This article first appeared in The Australian
By David Swan
New global accounting standards for financial reporting are threatening to wreak havoc with the world’s economy, according to Zuora boss Tien Tzuo, who says stock prices may plummet worldwide due to the new standards not properly accounting for the subscription economy.
“This is big news and it’s not covered enough,” Mr Tzuo told The Australian. “Stocks are going to drop by 10, 20, 50 per cent, companies will come out and realise things like, ‘I can’t close my books, I have to delay my earnings call’.”
“Investors will say ‘gosh what’s going on here? Our revenues are way higher or lower than expected’ and it’s going to be really confusing.”
In Australia, the new standards are known as AASB 15 Revenue from Contracts with Customers, which will come into effect in January 2018. The US is facing the same issue, and Mr Tzuo said the past 100 years had seen relatively simple business models, but the subscription economy demanded new ways of financial reporting.
“The past 100 years has been about making products on an assembly line and then selling them,” he said. “We’ve been in this new world of subscription services for the past 15 years, and the accounting standards have not kept up. They do not capture the health of these businesses.”
According to Mr Tzuo, the accounting standards bodies around the world are making a concerted effort to tackle the issue, but aren’t going far enough. He said there would soon be guidelines in place for reporting subscription revenue, but there would be different ways of interpreting them.
“We want them to realise the nature of recurring revenue is different to the nature of one-time revenue,” he said. “At a basic level, that’s intuitive. If you and I have an agreement for me to pay you $10 a month for the next five years, versus I give you $10 right now, obviously the first one is much, much more valuable. But they’re reported as being the same. There’s no sense of that $10 being recurring, and that’s fundamentally what the accounting standards need to wrestle with.”
Born in Taiwan but raised in Brooklyn, Mr Tzuo was the 11th hire at Salesforce.com, after working as a sales consultant at Oracle for six years. He went on to serve as chief marketing officer and chief strategy officer at Salesforce, before pitching CEO Marc Benioff with an idea for Zuora.
In Mr Tzuo’s words, Zuora is a cloud-based solution to enable companies, from start-ups to category leaders, to run subscription-based businesses following the models of Netflix and Amazon.
The subscription economy is now shaking up business models across industries, from media and technology to consumer-packaged goods and telecommunications. And just as Mr Benioff, then an Oracle employee, had received funding from CEO Larry Ellison to start Salesforce, Mr Benioff invested in Zuora.
“Marc had to ask permission three times from (Oracle boss) Larry Ellison to leave and go and start Salesforce.com,” Mr Tzuo said.
“I thought he’d say no, that I’d have to ask a few more times before he’d respond. But he really liked the idea, and here we are.”

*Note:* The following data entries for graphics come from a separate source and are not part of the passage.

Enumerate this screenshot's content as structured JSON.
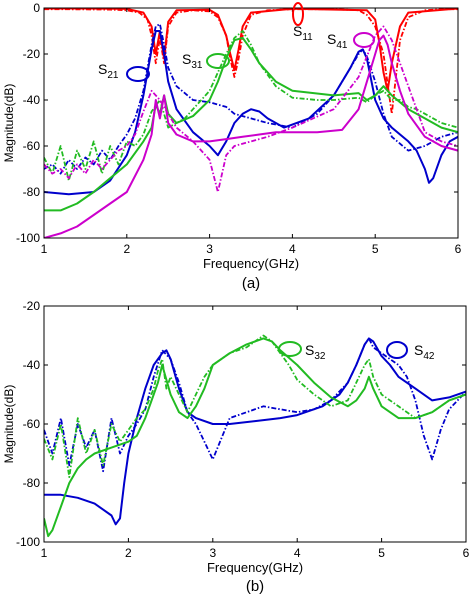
{
  "chart_data": [
    {
      "panel_label": "(a)",
      "type": "line",
      "xlabel": "Frequency(GHz)",
      "ylabel": "Magnitude(dB)",
      "xlim": [
        1,
        6
      ],
      "ylim": [
        -100,
        0
      ],
      "xticks": [
        "1",
        "2",
        "3",
        "4",
        "5",
        "6"
      ],
      "yticks": [
        "0",
        "-20",
        "-40",
        "-60",
        "-80",
        "-100"
      ],
      "grid": false,
      "annotations": [
        {
          "label": "S",
          "sub": "11",
          "series": "S11"
        },
        {
          "label": "S",
          "sub": "21",
          "series": "S21"
        },
        {
          "label": "S",
          "sub": "31",
          "series": "S31"
        },
        {
          "label": "S",
          "sub": "41",
          "series": "S41"
        }
      ],
      "series": [
        {
          "id": "S11",
          "style": "measured",
          "color": "#ff0000",
          "x": [
            1.0,
            1.2,
            1.5,
            1.8,
            2.0,
            2.15,
            2.25,
            2.3,
            2.35,
            2.4,
            2.45,
            2.5,
            2.6,
            2.8,
            3.0,
            3.1,
            3.2,
            3.25,
            3.3,
            3.35,
            3.4,
            3.5,
            3.7,
            4.0,
            4.5,
            4.8,
            4.9,
            5.0,
            5.1,
            5.15,
            5.2,
            5.25,
            5.3,
            5.4,
            5.6,
            5.8,
            6.0
          ],
          "y": [
            -0.5,
            -0.5,
            -0.6,
            -0.7,
            -1,
            -2,
            -5,
            -12,
            -24,
            -13,
            -24,
            -8,
            -2,
            -1,
            -1.5,
            -4,
            -12,
            -22,
            -30,
            -22,
            -12,
            -3,
            -1,
            -0.5,
            -0.5,
            -1,
            -3,
            -8,
            -20,
            -33,
            -46,
            -30,
            -14,
            -4,
            -1,
            -0.5,
            -0.5
          ]
        },
        {
          "id": "S11",
          "style": "simulated",
          "color": "#ff0000",
          "x": [
            1.0,
            1.5,
            2.0,
            2.2,
            2.3,
            2.35,
            2.4,
            2.45,
            2.5,
            2.6,
            3.0,
            3.1,
            3.2,
            3.25,
            3.3,
            3.35,
            3.4,
            3.5,
            4.0,
            4.9,
            5.0,
            5.05,
            5.1,
            5.15,
            5.2,
            5.3,
            5.4,
            6.0
          ],
          "y": [
            -0.2,
            -0.2,
            -0.4,
            -2,
            -8,
            -20,
            -10,
            -22,
            -6,
            -1,
            -0.8,
            -3,
            -12,
            -20,
            -27,
            -18,
            -8,
            -2,
            -0.3,
            -1,
            -5,
            -15,
            -28,
            -36,
            -24,
            -8,
            -2,
            -0.2
          ]
        },
        {
          "id": "S21",
          "style": "measured",
          "color": "#0000cc",
          "x": [
            1.0,
            1.1,
            1.2,
            1.3,
            1.4,
            1.5,
            1.6,
            1.7,
            1.8,
            1.9,
            2.0,
            2.1,
            2.2,
            2.25,
            2.3,
            2.35,
            2.4,
            2.45,
            2.5,
            2.6,
            2.8,
            3.0,
            3.1,
            3.2,
            3.3,
            3.5,
            3.7,
            4.0,
            4.3,
            4.5,
            4.7,
            4.8,
            4.85,
            4.9,
            5.0,
            5.1,
            5.2,
            5.4,
            5.6,
            5.8,
            6.0
          ],
          "y": [
            -70,
            -68,
            -72,
            -66,
            -70,
            -65,
            -68,
            -62,
            -66,
            -60,
            -55,
            -48,
            -36,
            -26,
            -16,
            -8,
            -7,
            -16,
            -26,
            -34,
            -40,
            -41,
            -42,
            -43,
            -46,
            -48,
            -50,
            -52,
            -46,
            -38,
            -26,
            -20,
            -18,
            -21,
            -32,
            -46,
            -56,
            -62,
            -60,
            -56,
            -54
          ]
        },
        {
          "id": "S21",
          "style": "simulated",
          "color": "#0000cc",
          "x": [
            1.0,
            1.3,
            1.6,
            1.8,
            2.0,
            2.1,
            2.2,
            2.25,
            2.3,
            2.35,
            2.4,
            2.45,
            2.5,
            2.6,
            2.8,
            3.0,
            3.1,
            3.2,
            3.3,
            3.4,
            3.5,
            3.6,
            3.7,
            3.9,
            4.2,
            4.5,
            4.7,
            4.8,
            4.85,
            4.9,
            5.0,
            5.1,
            5.2,
            5.4,
            5.5,
            5.6,
            5.65,
            5.7,
            5.8,
            5.9,
            6.0
          ],
          "y": [
            -80,
            -81,
            -80,
            -75,
            -64,
            -54,
            -38,
            -28,
            -18,
            -10,
            -10,
            -20,
            -32,
            -44,
            -54,
            -60,
            -64,
            -58,
            -50,
            -46,
            -44,
            -45,
            -48,
            -52,
            -48,
            -38,
            -26,
            -19,
            -18,
            -22,
            -40,
            -48,
            -52,
            -58,
            -62,
            -70,
            -76,
            -74,
            -64,
            -58,
            -56
          ]
        },
        {
          "id": "S31",
          "style": "measured",
          "color": "#22bb22",
          "x": [
            1.0,
            1.1,
            1.2,
            1.3,
            1.4,
            1.5,
            1.6,
            1.7,
            1.8,
            1.9,
            2.0,
            2.1,
            2.2,
            2.3,
            2.4,
            2.5,
            2.6,
            2.7,
            2.8,
            2.9,
            3.0,
            3.1,
            3.2,
            3.3,
            3.4,
            3.5,
            3.6,
            3.8,
            4.0,
            4.3,
            4.5,
            4.8,
            4.9,
            5.0,
            5.1,
            5.2,
            5.3,
            5.4,
            5.5,
            5.6,
            5.8,
            6.0
          ],
          "y": [
            -65,
            -72,
            -60,
            -75,
            -62,
            -70,
            -58,
            -72,
            -60,
            -68,
            -58,
            -60,
            -55,
            -45,
            -40,
            -52,
            -50,
            -48,
            -44,
            -40,
            -36,
            -28,
            -20,
            -13,
            -10,
            -16,
            -24,
            -34,
            -39,
            -40,
            -40,
            -39,
            -41,
            -38,
            -36,
            -40,
            -40,
            -43,
            -44,
            -46,
            -50,
            -52
          ]
        },
        {
          "id": "S31",
          "style": "simulated",
          "color": "#22bb22",
          "x": [
            1.0,
            1.2,
            1.4,
            1.6,
            1.8,
            2.0,
            2.2,
            2.3,
            2.35,
            2.4,
            2.45,
            2.5,
            2.6,
            2.8,
            3.0,
            3.1,
            3.2,
            3.3,
            3.4,
            3.5,
            3.6,
            3.8,
            4.0,
            4.5,
            4.8,
            4.9,
            5.0,
            5.1,
            5.2,
            5.4,
            5.6,
            5.8,
            6.0
          ],
          "y": [
            -88,
            -88,
            -85,
            -80,
            -74,
            -68,
            -58,
            -52,
            -42,
            -46,
            -38,
            -46,
            -50,
            -47,
            -40,
            -32,
            -22,
            -14,
            -13,
            -18,
            -24,
            -32,
            -36,
            -38,
            -37,
            -40,
            -38,
            -34,
            -38,
            -44,
            -48,
            -52,
            -54
          ]
        },
        {
          "id": "S41",
          "style": "measured",
          "color": "#cc00cc",
          "x": [
            1.0,
            1.1,
            1.2,
            1.3,
            1.4,
            1.5,
            1.6,
            1.7,
            1.8,
            1.9,
            2.0,
            2.1,
            2.2,
            2.3,
            2.4,
            2.5,
            2.6,
            2.8,
            3.0,
            3.1,
            3.2,
            3.3,
            3.5,
            3.7,
            4.0,
            4.5,
            4.8,
            5.0,
            5.1,
            5.2,
            5.3,
            5.4,
            5.5,
            5.6,
            5.8,
            6.0
          ],
          "y": [
            -68,
            -72,
            -70,
            -74,
            -68,
            -72,
            -66,
            -70,
            -66,
            -62,
            -60,
            -55,
            -45,
            -36,
            -40,
            -46,
            -52,
            -58,
            -66,
            -80,
            -64,
            -60,
            -58,
            -56,
            -52,
            -44,
            -30,
            -12,
            -8,
            -14,
            -24,
            -34,
            -44,
            -54,
            -58,
            -60
          ]
        },
        {
          "id": "S41",
          "style": "simulated",
          "color": "#cc00cc",
          "x": [
            1.0,
            1.2,
            1.4,
            1.6,
            1.8,
            2.0,
            2.2,
            2.3,
            2.35,
            2.4,
            2.45,
            2.5,
            2.6,
            2.8,
            3.0,
            3.2,
            3.4,
            3.6,
            3.8,
            4.0,
            4.3,
            4.6,
            4.8,
            4.9,
            5.0,
            5.05,
            5.1,
            5.15,
            5.2,
            5.3,
            5.4,
            5.6,
            5.8,
            6.0
          ],
          "y": [
            -100,
            -98,
            -95,
            -90,
            -85,
            -80,
            -66,
            -55,
            -40,
            -48,
            -38,
            -50,
            -55,
            -58,
            -58,
            -57,
            -56,
            -55,
            -54,
            -54,
            -54,
            -53,
            -44,
            -32,
            -20,
            -14,
            -12,
            -16,
            -24,
            -36,
            -46,
            -56,
            -60,
            -62
          ]
        }
      ]
    },
    {
      "panel_label": "(b)",
      "type": "line",
      "xlabel": "Frequency(GHz)",
      "ylabel": "Magnitude(dB)",
      "xlim": [
        1,
        6
      ],
      "ylim": [
        -100,
        -20
      ],
      "xticks": [
        "1",
        "2",
        "3",
        "4",
        "5",
        "6"
      ],
      "yticks": [
        "-20",
        "-40",
        "-60",
        "-80",
        "-100"
      ],
      "grid": false,
      "annotations": [
        {
          "label": "S",
          "sub": "32",
          "series": "S32"
        },
        {
          "label": "S",
          "sub": "42",
          "series": "S42"
        }
      ],
      "series": [
        {
          "id": "S42",
          "style": "measured",
          "color": "#0000cc",
          "x": [
            1.0,
            1.1,
            1.2,
            1.3,
            1.4,
            1.5,
            1.6,
            1.7,
            1.8,
            1.9,
            2.0,
            2.1,
            2.2,
            2.3,
            2.4,
            2.5,
            2.6,
            2.7,
            2.8,
            2.9,
            3.0,
            3.2,
            3.4,
            3.6,
            3.8,
            4.0,
            4.2,
            4.4,
            4.6,
            4.7,
            4.8,
            4.85,
            4.9,
            5.0,
            5.1,
            5.2,
            5.3,
            5.4,
            5.5,
            5.6,
            5.7,
            5.8,
            5.9,
            6.0
          ],
          "y": [
            -62,
            -70,
            -58,
            -74,
            -60,
            -68,
            -62,
            -76,
            -58,
            -70,
            -64,
            -60,
            -55,
            -44,
            -35,
            -38,
            -46,
            -56,
            -60,
            -66,
            -72,
            -58,
            -56,
            -54,
            -55,
            -56,
            -55,
            -52,
            -46,
            -40,
            -33,
            -31,
            -34,
            -36,
            -38,
            -40,
            -44,
            -52,
            -64,
            -72,
            -62,
            -55,
            -52,
            -49
          ]
        },
        {
          "id": "S42",
          "style": "simulated",
          "color": "#0000cc",
          "x": [
            1.0,
            1.1,
            1.2,
            1.4,
            1.6,
            1.7,
            1.8,
            1.85,
            1.9,
            1.95,
            2.0,
            2.1,
            2.2,
            2.3,
            2.4,
            2.45,
            2.5,
            2.6,
            2.7,
            2.8,
            3.0,
            3.2,
            3.5,
            3.8,
            4.0,
            4.3,
            4.5,
            4.6,
            4.7,
            4.8,
            4.85,
            4.9,
            5.0,
            5.1,
            5.2,
            5.4,
            5.6,
            5.8,
            6.0
          ],
          "y": [
            -84,
            -84,
            -84,
            -85,
            -87,
            -89,
            -91,
            -94,
            -92,
            -80,
            -70,
            -58,
            -48,
            -40,
            -36,
            -35,
            -38,
            -48,
            -56,
            -58,
            -60,
            -60,
            -59,
            -58,
            -57,
            -54,
            -50,
            -46,
            -40,
            -33,
            -31,
            -32,
            -37,
            -40,
            -44,
            -48,
            -52,
            -51,
            -49
          ]
        },
        {
          "id": "S32",
          "style": "measured",
          "color": "#22bb22",
          "x": [
            1.0,
            1.1,
            1.2,
            1.3,
            1.4,
            1.5,
            1.6,
            1.7,
            1.8,
            1.9,
            2.0,
            2.1,
            2.2,
            2.3,
            2.35,
            2.4,
            2.45,
            2.5,
            2.6,
            2.7,
            2.8,
            2.9,
            3.0,
            3.2,
            3.4,
            3.6,
            3.7,
            3.8,
            3.9,
            4.0,
            4.2,
            4.4,
            4.6,
            4.8,
            4.85,
            4.9,
            5.0,
            5.2,
            5.4,
            5.6,
            5.8,
            6.0
          ],
          "y": [
            -65,
            -72,
            -60,
            -78,
            -58,
            -70,
            -62,
            -74,
            -60,
            -66,
            -62,
            -58,
            -55,
            -48,
            -42,
            -38,
            -48,
            -44,
            -50,
            -56,
            -50,
            -44,
            -40,
            -36,
            -34,
            -30,
            -32,
            -36,
            -40,
            -45,
            -50,
            -54,
            -52,
            -40,
            -38,
            -44,
            -50,
            -54,
            -58,
            -56,
            -52,
            -50
          ]
        },
        {
          "id": "S32",
          "style": "simulated",
          "color": "#22bb22",
          "x": [
            1.0,
            1.05,
            1.1,
            1.2,
            1.3,
            1.4,
            1.5,
            1.6,
            1.8,
            2.0,
            2.1,
            2.2,
            2.3,
            2.35,
            2.4,
            2.45,
            2.5,
            2.6,
            2.7,
            2.8,
            2.9,
            3.0,
            3.2,
            3.4,
            3.6,
            3.7,
            3.8,
            4.0,
            4.2,
            4.4,
            4.6,
            4.7,
            4.8,
            4.85,
            4.9,
            5.0,
            5.2,
            5.4,
            5.6,
            5.8,
            6.0
          ],
          "y": [
            -92,
            -98,
            -96,
            -88,
            -80,
            -75,
            -72,
            -70,
            -68,
            -66,
            -64,
            -58,
            -50,
            -46,
            -40,
            -45,
            -50,
            -56,
            -58,
            -54,
            -48,
            -40,
            -36,
            -33,
            -31,
            -32,
            -35,
            -40,
            -46,
            -51,
            -54,
            -52,
            -48,
            -44,
            -48,
            -54,
            -58,
            -58,
            -56,
            -52,
            -50
          ]
        }
      ]
    }
  ]
}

Zuora has since grown to more than 800 employees, and the company has aspirations to go public.
Not yet, though.
“We’re going really, really well,” Mr Tzuo said. “What we’re seeing now is the vision of a subscription economy becoming widespread. Our customer base today is much broader than software-as-a-service companies and technology companies.
“Today we have customers in the media sector like The Wall Street Journal, The Sun, FT, The Economist and HBO. We’re talking to Ford and General Electric; [exploring] this whole vision of saying ‘we don’t need our customers to buy a product, but we can use digital tech to give them the outcome they want’.”
The CEO is adamant every business will become a subscription business, and the best way for Zuora to capitalise in the long run will be as a public company.
“We take a look at it every single quarter,” he said. “The way we look at it is, ‘what’s your long-term goal?’ We really believe in the transformational power of software, and the shift in business models that creates. We think we can be the next Salesforce, SAP, or Oracle. We can be a multi-billion-dollar company.”